Reprinted with the permission of the
Atlanta Journal and the Atlanta Constitution.
Sister tells horror of boy's abuse
In a halting but strong voice, 16-year-old Tasha Peterson told a Fulton County jury Wednesday about her brother Terrell, how he lived and how he died at age 5.
Her brother lived tied to a bannister on a diet of oatmeal and water, Tasha said, while the rest of the family ate meat and vegetables, and her aunt fed the boy human waste.
The aunt, Terri Lynn Peterson, is on trial in Superior Court, accused of murder in the death of Terrell Peterson, the boy who became the poster child for the failings of the state Department of Family and Children Services after he was taken to Hughes Spalding hospital in cardiac arrest Jan. 15, 1998.
Doctors and neighbors had warned DFCS about the abuse, but social workers either ignored the warnings or were too busy to check on Terrell, according to two state investigations.
Terri Peterson's lawyer, Gary Washington, told jurors the blame rests with the grandmother, Pharina Peterson, who was sentenced to life in prison without parole in February, and DFCS for ignoring reports of abuse.
Terrell was tortured and starved because Terri Peterson and her mother resented raising him, prosecutor David Cooke told jurors the first day of trial. He said they suspected Terrell wasn't blood kin.
Social workers placed Tasha and her brothers Tommy and Terrell --- whose mother was a crack addict --- in Terri Peterson's house.
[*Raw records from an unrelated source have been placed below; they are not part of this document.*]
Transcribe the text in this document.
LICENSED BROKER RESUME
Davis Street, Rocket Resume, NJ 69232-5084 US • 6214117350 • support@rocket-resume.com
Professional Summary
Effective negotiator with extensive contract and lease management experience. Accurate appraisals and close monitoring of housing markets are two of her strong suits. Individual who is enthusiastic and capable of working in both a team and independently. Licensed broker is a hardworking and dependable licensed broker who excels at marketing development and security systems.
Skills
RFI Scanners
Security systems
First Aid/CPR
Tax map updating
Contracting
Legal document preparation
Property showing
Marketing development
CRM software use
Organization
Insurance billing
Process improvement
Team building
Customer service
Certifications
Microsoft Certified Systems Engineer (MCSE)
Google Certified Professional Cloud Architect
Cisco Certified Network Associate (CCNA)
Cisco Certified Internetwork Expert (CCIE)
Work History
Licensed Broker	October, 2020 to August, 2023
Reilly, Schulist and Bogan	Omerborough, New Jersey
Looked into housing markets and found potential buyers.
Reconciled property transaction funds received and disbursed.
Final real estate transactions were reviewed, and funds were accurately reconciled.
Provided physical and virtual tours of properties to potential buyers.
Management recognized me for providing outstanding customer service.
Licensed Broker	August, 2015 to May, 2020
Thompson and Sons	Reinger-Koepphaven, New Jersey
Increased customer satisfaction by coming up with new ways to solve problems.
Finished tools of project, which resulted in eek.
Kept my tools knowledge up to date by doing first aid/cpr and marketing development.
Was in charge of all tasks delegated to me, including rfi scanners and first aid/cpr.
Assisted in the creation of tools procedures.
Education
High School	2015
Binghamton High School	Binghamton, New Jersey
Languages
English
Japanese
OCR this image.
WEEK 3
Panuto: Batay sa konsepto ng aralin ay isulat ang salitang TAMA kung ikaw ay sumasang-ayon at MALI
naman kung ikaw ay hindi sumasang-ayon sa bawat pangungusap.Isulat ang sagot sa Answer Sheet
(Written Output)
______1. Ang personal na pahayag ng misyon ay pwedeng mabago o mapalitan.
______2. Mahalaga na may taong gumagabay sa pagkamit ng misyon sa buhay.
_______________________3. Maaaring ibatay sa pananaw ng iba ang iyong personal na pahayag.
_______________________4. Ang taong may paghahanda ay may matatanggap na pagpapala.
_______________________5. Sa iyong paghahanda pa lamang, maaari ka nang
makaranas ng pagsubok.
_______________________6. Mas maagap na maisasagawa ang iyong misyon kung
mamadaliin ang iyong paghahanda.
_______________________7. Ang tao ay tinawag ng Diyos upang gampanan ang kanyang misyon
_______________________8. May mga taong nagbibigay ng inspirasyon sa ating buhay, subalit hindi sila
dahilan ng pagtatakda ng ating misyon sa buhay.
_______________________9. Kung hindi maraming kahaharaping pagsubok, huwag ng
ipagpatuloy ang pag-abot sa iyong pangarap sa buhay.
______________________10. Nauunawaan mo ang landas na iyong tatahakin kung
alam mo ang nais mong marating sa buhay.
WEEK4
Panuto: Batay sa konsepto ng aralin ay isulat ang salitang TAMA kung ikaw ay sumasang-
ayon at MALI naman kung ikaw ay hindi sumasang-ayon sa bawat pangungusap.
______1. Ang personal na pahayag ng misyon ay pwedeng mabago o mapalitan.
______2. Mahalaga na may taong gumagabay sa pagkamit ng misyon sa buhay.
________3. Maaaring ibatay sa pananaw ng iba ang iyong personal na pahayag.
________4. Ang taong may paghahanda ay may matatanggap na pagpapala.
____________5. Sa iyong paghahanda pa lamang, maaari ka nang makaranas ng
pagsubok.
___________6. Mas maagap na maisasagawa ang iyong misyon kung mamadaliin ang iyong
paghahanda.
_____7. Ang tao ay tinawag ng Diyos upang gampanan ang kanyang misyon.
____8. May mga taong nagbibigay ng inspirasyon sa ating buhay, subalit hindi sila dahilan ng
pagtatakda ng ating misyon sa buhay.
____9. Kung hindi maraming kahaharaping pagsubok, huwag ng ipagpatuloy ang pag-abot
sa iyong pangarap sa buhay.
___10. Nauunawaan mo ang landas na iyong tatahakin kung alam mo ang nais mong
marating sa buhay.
At that time, it was believed that all three children were fathered by Terri Peterson's brother, also a crack addict. The women later suspected --- correctly as it turned out --- that Terrell was another man's child.
In gentle questioning, Cooke asked Tasha about Terrell's life. Tasha, who has been adopted by a foster parent, said her aunt tied Terrell every day, usually naked or in underwear, to the staircase bannister. Terrell would sleep standing up if he was tied or lying on a comforter on the hall floor, she said.
Terri Peterson would hit Terrell either with her open hand or an extension cord, Tasha said. She said "Auntie" ran the household.
Cooke asked about a rule against flushing the toilet. "Because that's where he was suppose to eat, I guess," Tasha said of Terrell. "Were they making him eat feces?" Cooke asked. "Yes," Tasha said. Tasha said Terri Peterson smacked Terrell on the head when he balked at eating the waste. "She would make him pick it up and eat it," said Tasha.
Otherwise, Terrell ate oatmeal, barley and water. Once on Terrell's birthday, the family had a cake for him, Tasha said. "We all ate some," she said. "All of us except for Terrell. She [the aunt] did not want him to have any."
The boy survived by getting two solid meals each weekday from the Head Start program, according to other testimony, but the grandmother pulled him out of the program after Terrell --- on Nov. 28, 1996 --- told a doctor she beat him with two belts and a shoe. During a visit, his mother had found him covered with bruises and taken him to the hospital.
Dr. Mary Sawyer, who saw Terrell that day, testified Wednesday about the bruises --- both old and fresh, and scars she found on Terrell's body. Terrell blamed his grandmother for the abuse, Sawyer said.
In December 1996, Terrell was back in the hospital, this time with a third-degree burn on the heel of his foot. Pharina Peterson told doctors Terrell burned himself on a heating grate, an explanation doctors didn't accept. The grandmother took him to the hospital after the wound became infected and doctors grafted some skin from Terrell's hip.
Tasha said both her aunt and her grandmother made Terrell stand on the heating grate barefooted. She said her aunt often called Terrell "Rat."
Thirteen months later, his lifeless body was back in the hospital. He weighed 29 pounds.